Students have plenty of information to remember when pursuing Microsoft certification. While it’s great that they understand they can use the extreme high and low IP addresses (000/111) when subnetting (as you may have found in your personal experiences), if they try to do so on the NT 4.0 TCP/IP exam, they’ll fail. It’s for this reason that MCSEs memorize Microsoft’s subnetting formula (2^r-2, with the –2 representing the removal of the 000/111 addresses from use).

Thus, one of your challenges is to balance the Microsoft answer vs. the real-world answer. The key is to do so without confusing your students.

No one said IT certification training would be easy. You can help yourself do a good job by watching out for the next trap.

“Fake it until you make it” doesn’t work in IT training
As an IT trainer, you don’t possess the luxury of taking your best guess when answering students’ questions. Students will take the information you provide, for which they paid good money, and use it in an attempt to earn industry accreditation.

You’ll be asked everything from the speed of a data packet to the proper configuration of an Exchange replication connector to how to best troubleshoot dual-booting machines.

If you know the answer, great. Let it fly. If you don’t, resist the desire to appear authoritative by stating what you believe to be the case. Tell the class you’re not sure, tell them what would make sense, then follow up by explaining if the proposed answer was indeed correct.

Students hate learning on an exam that what you thought was true isn’t. Prevent such occurrences by ensuring you review tricky questions, no matter how peripheral they may seem.

Don’t write checks your students can’t cash
In addition to fielding questions about Win2K server configurations, SQL databases, subnetting, Active Directory replication, and scores of other technical questions, I guarantee you’ll be bombarded by questions about changes and updates to Microsoft’s certification program and its exams. You have two options.

First, you can encourage students to contact Microsoft or visit its Web site and keep to the subject matter at hand. However, you won’t be very popular.

Second, you can keep up with certification track changes, read the e-mails Microsoft sends you, and read the stack of certification magazines piled up somewhere in your office. News is often posted to Microsoft’s Web site, which you can find here. You could even take the time to occasionally fire a call off to a Microsoft representative and ask them what’s up. It couldn’t hurt.

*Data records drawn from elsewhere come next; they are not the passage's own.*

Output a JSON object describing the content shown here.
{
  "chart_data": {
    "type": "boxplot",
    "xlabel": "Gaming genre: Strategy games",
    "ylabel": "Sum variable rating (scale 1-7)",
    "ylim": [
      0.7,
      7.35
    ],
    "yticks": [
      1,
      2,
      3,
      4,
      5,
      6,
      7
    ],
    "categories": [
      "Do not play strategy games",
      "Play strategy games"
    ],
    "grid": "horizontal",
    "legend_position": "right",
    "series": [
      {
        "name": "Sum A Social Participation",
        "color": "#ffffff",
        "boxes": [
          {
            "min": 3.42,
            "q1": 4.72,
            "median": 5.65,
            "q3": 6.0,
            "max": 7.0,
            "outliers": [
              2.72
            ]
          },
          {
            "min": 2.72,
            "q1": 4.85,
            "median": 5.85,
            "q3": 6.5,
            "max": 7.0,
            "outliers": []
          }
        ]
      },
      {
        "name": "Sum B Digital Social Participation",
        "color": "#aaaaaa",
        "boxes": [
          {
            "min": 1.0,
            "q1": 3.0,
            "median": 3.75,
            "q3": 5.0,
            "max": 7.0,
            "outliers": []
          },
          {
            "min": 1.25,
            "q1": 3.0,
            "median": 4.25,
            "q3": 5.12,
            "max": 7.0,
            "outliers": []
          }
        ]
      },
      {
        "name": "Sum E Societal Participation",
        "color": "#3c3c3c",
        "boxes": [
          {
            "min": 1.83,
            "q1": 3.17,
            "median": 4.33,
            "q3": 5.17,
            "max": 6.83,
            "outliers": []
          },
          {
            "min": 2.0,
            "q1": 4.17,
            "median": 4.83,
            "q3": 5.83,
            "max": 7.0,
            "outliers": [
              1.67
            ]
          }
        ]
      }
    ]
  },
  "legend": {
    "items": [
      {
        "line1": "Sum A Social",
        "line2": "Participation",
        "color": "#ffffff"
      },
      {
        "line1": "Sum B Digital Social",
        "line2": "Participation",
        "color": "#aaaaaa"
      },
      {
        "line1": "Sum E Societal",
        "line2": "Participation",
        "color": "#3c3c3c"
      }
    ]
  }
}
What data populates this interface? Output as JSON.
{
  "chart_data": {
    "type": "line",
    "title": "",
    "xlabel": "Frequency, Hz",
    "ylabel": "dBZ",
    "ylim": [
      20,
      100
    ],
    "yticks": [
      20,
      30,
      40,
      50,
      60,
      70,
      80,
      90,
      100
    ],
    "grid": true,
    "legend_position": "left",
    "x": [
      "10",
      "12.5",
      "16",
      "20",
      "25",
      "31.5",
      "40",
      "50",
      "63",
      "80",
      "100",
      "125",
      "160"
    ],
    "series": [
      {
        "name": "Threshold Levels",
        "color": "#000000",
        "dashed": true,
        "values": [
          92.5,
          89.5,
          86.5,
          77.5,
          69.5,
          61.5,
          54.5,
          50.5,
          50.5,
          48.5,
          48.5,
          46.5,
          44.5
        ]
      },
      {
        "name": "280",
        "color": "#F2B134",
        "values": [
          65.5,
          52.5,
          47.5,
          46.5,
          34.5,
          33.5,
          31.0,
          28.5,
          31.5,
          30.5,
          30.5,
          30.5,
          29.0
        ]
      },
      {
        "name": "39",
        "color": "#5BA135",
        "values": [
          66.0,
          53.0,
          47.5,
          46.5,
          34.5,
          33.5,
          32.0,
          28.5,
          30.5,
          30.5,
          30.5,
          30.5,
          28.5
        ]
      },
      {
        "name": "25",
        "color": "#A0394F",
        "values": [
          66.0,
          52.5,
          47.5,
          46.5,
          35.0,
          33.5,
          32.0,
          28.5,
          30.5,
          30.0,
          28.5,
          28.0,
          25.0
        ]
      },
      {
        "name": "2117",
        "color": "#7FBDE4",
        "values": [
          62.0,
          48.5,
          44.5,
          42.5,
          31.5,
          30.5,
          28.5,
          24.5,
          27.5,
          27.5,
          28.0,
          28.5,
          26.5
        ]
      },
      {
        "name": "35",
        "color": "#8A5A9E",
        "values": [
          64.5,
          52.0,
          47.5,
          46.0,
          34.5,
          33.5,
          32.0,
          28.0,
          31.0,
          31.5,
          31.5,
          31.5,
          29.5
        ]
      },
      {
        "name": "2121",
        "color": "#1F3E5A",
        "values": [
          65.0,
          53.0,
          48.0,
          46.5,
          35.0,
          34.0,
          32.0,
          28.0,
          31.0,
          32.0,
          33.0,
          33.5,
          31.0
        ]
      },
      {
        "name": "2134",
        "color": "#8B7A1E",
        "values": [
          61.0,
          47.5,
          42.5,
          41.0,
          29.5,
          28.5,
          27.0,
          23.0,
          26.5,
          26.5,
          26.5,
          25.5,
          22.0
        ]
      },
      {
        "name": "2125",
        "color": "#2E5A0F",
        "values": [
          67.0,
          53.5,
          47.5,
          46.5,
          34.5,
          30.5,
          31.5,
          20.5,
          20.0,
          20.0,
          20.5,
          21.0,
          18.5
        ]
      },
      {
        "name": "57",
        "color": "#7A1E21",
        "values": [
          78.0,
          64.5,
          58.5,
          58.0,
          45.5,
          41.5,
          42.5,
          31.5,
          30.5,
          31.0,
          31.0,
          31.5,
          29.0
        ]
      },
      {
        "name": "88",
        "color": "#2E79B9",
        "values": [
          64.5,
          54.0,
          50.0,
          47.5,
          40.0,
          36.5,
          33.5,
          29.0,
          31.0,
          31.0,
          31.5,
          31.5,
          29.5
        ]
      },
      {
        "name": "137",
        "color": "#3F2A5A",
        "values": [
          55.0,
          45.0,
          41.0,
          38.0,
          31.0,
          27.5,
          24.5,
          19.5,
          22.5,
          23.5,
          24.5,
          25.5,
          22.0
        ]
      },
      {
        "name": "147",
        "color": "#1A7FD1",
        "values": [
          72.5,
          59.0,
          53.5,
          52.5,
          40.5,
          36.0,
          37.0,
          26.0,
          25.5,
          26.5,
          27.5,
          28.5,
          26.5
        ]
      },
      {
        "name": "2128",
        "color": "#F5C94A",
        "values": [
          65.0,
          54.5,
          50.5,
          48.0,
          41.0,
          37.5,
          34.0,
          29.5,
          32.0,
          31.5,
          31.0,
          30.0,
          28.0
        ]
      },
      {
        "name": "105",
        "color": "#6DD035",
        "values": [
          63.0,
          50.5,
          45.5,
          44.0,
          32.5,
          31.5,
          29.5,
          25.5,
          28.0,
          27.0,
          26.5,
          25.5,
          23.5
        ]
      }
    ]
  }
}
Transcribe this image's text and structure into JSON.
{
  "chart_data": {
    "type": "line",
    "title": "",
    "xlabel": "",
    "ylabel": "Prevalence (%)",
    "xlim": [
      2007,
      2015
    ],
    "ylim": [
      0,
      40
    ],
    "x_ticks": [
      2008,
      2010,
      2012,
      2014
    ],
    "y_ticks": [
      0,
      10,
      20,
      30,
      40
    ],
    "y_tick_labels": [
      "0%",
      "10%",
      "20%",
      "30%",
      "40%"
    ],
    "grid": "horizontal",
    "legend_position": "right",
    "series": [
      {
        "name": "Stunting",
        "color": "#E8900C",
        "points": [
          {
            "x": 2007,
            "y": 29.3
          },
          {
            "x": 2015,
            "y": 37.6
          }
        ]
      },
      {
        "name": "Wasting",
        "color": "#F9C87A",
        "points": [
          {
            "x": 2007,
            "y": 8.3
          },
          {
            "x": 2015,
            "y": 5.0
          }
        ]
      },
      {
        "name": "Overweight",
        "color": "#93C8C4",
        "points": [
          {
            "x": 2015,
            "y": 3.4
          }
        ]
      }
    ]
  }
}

There’s one thing you don’t want to do. Avoid answering student questions about changes to exam formats, certification track changes, or other program updates without knowing the score. And, be sure you know the score definitively.

I’ve seen curious exchanges when students find questions on an exam covering a subject the trainer had said wouldn’t be included on the test. Imagine the incredulous student, too, who received an adaptive test after being told by the trainer that the exam would be in a standard, traditional format.

While trainers have no obligations to discuss exam mechanics, these are important questions to students. Be honest with them. Tell them your experiences, while being sure not to violate the terms of your own nondisclosure agreement. And, if you don’t know, tell a student so.

You can always promise to check into a concern and get back to them with an answer. They’ll have much more respect for you, and be much more likely to return for additional training, if you earn their confidence.